P>Outsourcing specialist Vertex Customer Management has one large deal under its belt with Hydro One and sees more opportunities by working co-operatively with unions.

Vertex has 27 sites and 5,000 employees in its home country

of Britain and opened two Canadian offices in Markham and London, Ont., in December 2001.

The deal with Hydro One, worth approximately US$200 million over 10 years, was struck three months later in partnership with Cap Gemini Ernst & Young. CGEY led the agreement by taking over some of Hydro’s back-end IT infrastructure and brought in Vertex to take over call centre operations.

Call centre management is central to Vertex’s practice, but the company prefers to work with a client’s existing call centre infrastructure and employees rather than take it off-site. This arrangement can be conducive to working with companies that are unionized, said Vertex’s Canadian vice-president of business development Anthony Horton.

As part of its outsourcing service, Vertex will take over the collective bargaining agreement and work with a union to make sure the transition is smooth. It could be a differentiating factor between Vertex and its Canadian competitors, said Horton. “”There are a lot of operations out there that have not embraced outsourcing because of difficulty with their unions. . . . A lot of telecoms have been reticent about outsourcing those (call centre) jobs because of unions.””

Telcos could represent an outsourcing opportunity for Vertex, particularly those based in the U.S. “”Canada selling its call centre services into telcos in the U.S. — I don’t think we’ve even scratched the surface there,”” said Horton.
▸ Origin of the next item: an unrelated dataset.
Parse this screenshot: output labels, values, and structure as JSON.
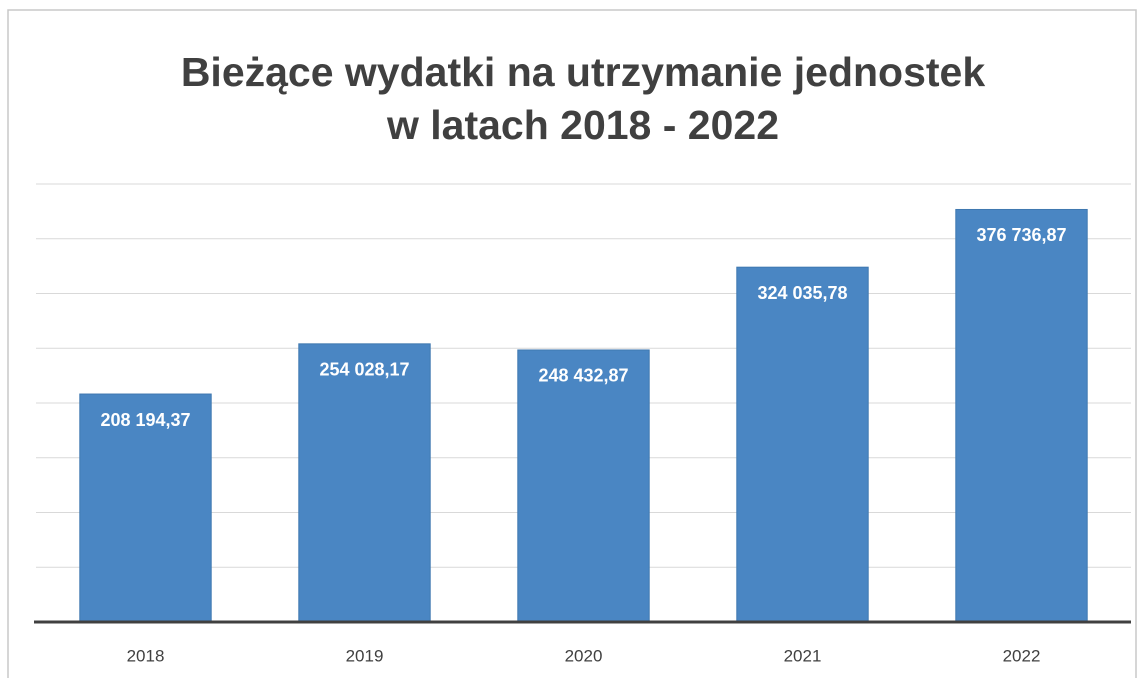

Vertex established a Canadian presence in part to explore the American outsourcing market.

There may be limits to Vertex’s in-house outsourcing approach, since it inhibits the degree to which a call centre can expand, said IDC Canada Ltd. outsourcing analyst Jason Bremner. Eventually, it may be necessary to move operations outside.

But Horton said that Vertex has been successful in maximizing the potential of the call centres it has worked with. In the case of Hydro One, a call centre of 400 operators was increased to 500 to smooth over the transition to outsourcing, then scaled back to 300. Efficiencies were achieved by adding a speech recognition component to the call centre to allow for a degree of customer self-service. Employees that were let go as a result were then moved over to CGEY.

Vertex’s pro-union approach may help the company garner more customers, according to Bremner. “”I would imagine that to have the transitioning employees on board in support of the transition is critical . . . whether it’s unionized or not. Because of the collective bargaining agreement that almost exclusively governs any kind of union/employer relations, you’d have to have the approval of the union and the union membership to be able to have smooth transitions,”” he said.

In January and February of this year, Vertex completed a telemarketing deal with Waterloo, Ont.-based ISP WorldWithoutWire, and is taking a second look at the Canadian utilities market. There may be an outsourcing opportunity with smaller municipal utilities, said Horton, particularly if they can be grouped together into a single call centre outsourcing arrangement.

Accenture has already had some success with that approach. Enbridge and B.C. Gas came together to provide joint customer care service through the creation of a new company called CustomerWorks, which was subsequently turned over Accenture. Accenture could represent Vertex’s toughest competition in the utilities market, said Horton.